Liputan6.com, Jakarta Otoritas Jasa Keuangan (OJK) merilis tingkat inklusi keuangan dan literasi keuangan terbaru tahun ini. Angkanya menunjukkan peningkatan yang signifikan dari tiga tahun lalu.

Mengacu survei OJK, indeks inklusi keuangan berhasil tembus 85,10 persen dan indeks literasi keuangan berhasil tembus 49,68 persen di 2022. Besarnya angka ini diharapkan mampu menjadi acuan bagi OJK dan seluruh pemangu kepentingan untuk menyusun strateg dan merancang produk ataupun layanan keuangan sesuai kebutuhan konsumen.

Ketua Dewan Komisioner OJK Mahendra Siregar mengungkap angka literasi dan inklusi telah mendekati rasio 3 banding 5. Artinya, 3 dari 5 orang yang mengakses produk keuangan telah mengerti betul tentang produk tersebut.

Dia mengatakan, kalau sebelumnya rasionya hanya 1 banding 2. Dimana tiap 2 orang yang mengakses keuangan, salah satuny belum betul-betul mengerti soal produk atau layanan yang diambil.

"Hasil dari survei nasional literasi inklusi keuangan angka itu sudah naik, sudah lebih mendekati 3 dari 5 yang mengerti literasinya," kata dia dalam Puncak Bulan Inklusi Keuangan 2022 di Central Park, Jakarta, Sabtu (29/10/2022).

Informasi, mengacu survei pada 2019 OJK mencatat, tingkat literasi dan inklusi keuangan nasional masih memiliki gap yang besar. Inklusi keuangan memang sudah mencapai 76,19 persen, namun literasi keuangan baru sekitar 38,03 persen.

Dengan begitu, ada peningkatan sekitar 8,91 persen untuk inklusi keuangan, dan peningkatan sekitar 11,65 persen. Angka ini cukup signifikan untuk peningkatan daalam 3 tahun terakhir.

 

Tantangan

Ketua Dewan Komisioner OJK Mahendra Siregar
Ketua Dewan Komisioner OJK Mahendra Siregar. Presiden Joko Widodo (Jokowi) sering dan berulang kali menyebutkan ekonomi dunia akan gelap di 2023. Tidak ada yang memprediksi apa yang akan terjadi tahun depan.

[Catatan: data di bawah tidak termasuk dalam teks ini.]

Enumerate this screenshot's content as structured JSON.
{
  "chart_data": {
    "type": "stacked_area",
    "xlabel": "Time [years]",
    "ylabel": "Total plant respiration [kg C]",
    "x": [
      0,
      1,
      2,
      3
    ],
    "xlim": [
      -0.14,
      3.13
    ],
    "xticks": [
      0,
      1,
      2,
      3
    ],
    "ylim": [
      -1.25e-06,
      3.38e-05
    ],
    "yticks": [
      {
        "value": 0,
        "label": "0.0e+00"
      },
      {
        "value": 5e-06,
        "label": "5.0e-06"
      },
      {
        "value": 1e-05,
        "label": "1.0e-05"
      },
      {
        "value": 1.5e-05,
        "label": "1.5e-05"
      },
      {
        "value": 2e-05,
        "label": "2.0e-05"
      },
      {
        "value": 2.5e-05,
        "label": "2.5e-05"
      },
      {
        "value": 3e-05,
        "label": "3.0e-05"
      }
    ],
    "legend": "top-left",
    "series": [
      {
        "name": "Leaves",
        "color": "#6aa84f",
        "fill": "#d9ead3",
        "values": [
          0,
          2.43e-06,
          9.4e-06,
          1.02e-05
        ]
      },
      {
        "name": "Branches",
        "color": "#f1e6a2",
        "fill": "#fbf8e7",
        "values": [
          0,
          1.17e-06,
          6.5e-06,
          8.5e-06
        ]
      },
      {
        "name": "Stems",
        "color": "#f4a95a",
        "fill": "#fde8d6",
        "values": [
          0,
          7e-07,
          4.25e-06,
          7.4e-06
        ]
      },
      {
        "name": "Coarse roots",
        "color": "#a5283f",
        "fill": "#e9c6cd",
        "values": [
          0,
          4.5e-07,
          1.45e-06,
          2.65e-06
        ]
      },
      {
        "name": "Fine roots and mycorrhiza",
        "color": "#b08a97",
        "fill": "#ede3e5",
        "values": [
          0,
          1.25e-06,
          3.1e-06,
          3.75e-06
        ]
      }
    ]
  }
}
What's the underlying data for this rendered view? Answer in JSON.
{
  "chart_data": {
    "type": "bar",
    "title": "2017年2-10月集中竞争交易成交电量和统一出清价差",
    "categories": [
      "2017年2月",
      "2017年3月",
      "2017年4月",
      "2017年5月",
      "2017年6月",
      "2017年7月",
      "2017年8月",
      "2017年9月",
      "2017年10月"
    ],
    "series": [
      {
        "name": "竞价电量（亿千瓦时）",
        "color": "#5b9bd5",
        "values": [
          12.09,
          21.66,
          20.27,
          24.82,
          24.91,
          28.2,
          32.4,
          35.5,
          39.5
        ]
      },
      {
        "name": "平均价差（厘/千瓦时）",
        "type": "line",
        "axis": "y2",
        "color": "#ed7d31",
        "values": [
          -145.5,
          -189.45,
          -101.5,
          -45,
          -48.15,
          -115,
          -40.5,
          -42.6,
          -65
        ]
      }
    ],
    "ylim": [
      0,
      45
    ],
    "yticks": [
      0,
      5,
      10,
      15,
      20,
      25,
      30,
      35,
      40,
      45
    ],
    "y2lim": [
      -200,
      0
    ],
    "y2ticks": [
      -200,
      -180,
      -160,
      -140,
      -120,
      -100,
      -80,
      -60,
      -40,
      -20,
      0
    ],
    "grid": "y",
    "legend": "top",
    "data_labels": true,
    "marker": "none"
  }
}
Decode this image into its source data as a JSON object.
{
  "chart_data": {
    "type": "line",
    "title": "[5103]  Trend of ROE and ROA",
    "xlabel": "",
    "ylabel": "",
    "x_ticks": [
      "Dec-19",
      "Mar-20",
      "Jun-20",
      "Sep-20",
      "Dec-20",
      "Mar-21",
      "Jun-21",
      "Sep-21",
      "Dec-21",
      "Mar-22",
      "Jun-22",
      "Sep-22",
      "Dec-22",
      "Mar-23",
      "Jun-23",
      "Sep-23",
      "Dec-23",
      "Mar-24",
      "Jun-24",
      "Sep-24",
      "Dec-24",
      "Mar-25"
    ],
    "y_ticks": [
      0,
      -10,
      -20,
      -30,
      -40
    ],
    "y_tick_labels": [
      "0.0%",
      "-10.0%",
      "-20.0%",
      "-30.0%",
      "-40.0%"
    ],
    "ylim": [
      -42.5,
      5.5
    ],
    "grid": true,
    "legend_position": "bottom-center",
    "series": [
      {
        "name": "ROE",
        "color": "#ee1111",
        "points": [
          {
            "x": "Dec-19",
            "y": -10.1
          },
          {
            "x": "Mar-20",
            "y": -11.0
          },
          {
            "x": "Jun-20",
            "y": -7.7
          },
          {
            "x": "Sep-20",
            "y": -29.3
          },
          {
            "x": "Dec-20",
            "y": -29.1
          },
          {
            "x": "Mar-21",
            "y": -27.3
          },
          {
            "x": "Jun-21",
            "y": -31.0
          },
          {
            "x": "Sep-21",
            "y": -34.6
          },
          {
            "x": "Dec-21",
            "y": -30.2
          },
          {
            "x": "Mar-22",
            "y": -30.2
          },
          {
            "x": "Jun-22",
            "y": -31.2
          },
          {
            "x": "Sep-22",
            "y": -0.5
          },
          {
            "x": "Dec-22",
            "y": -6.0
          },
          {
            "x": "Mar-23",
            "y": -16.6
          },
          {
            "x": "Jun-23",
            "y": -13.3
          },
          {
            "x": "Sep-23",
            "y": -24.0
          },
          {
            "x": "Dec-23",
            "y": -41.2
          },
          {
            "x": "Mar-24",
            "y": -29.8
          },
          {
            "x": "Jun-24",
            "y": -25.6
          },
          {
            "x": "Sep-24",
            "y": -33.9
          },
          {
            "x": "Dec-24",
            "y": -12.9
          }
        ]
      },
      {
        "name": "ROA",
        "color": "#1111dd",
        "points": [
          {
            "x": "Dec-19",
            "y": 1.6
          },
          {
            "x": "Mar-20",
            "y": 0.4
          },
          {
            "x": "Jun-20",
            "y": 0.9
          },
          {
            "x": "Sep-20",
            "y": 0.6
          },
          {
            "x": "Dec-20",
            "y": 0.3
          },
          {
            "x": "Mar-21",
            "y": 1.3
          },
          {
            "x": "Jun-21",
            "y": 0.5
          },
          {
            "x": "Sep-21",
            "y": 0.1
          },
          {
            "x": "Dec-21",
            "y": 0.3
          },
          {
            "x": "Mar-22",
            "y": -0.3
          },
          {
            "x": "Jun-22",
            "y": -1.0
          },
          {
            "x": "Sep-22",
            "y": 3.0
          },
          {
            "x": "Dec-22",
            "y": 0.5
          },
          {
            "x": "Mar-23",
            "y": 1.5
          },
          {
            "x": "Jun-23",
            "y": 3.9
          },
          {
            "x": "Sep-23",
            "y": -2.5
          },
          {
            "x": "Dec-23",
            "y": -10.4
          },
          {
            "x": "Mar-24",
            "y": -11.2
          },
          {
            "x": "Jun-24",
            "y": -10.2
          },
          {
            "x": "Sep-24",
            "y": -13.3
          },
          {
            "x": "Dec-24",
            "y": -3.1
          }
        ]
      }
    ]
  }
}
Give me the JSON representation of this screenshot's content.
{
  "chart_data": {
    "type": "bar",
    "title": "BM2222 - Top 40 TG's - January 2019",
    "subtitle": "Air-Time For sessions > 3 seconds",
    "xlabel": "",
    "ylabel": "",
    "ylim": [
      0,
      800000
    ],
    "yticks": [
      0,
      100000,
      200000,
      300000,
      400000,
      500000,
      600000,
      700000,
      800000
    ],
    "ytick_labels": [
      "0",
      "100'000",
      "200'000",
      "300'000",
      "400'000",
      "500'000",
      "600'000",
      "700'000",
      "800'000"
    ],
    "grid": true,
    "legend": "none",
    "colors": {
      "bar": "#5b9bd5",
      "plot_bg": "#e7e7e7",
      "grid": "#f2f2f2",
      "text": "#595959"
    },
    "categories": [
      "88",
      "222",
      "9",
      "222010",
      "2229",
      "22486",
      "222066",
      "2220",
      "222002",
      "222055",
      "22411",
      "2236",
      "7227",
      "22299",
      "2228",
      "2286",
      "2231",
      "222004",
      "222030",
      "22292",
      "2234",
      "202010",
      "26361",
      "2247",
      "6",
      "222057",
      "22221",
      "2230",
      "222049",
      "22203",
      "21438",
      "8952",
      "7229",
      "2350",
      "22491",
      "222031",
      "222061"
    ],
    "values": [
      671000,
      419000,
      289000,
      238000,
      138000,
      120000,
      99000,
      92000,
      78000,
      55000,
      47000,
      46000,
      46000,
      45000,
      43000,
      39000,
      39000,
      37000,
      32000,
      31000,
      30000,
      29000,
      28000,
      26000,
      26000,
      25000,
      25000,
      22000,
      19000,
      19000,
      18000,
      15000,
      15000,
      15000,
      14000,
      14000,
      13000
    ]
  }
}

Kendati demikian, Mahendra memandang ada tantangan yang perlu dihadapi seiring dengan peningkatan tingkat inklusi dan literasi keuangan ini. Utamanya dari sisi utilisasi produk atau layanan keuangan di masyarakat.

"Setelah literasinya naik, utilisasinya untuk ditawarkan berbagai akses kepada produk jasa keuangan harus terus ditingkatkan," kata dia.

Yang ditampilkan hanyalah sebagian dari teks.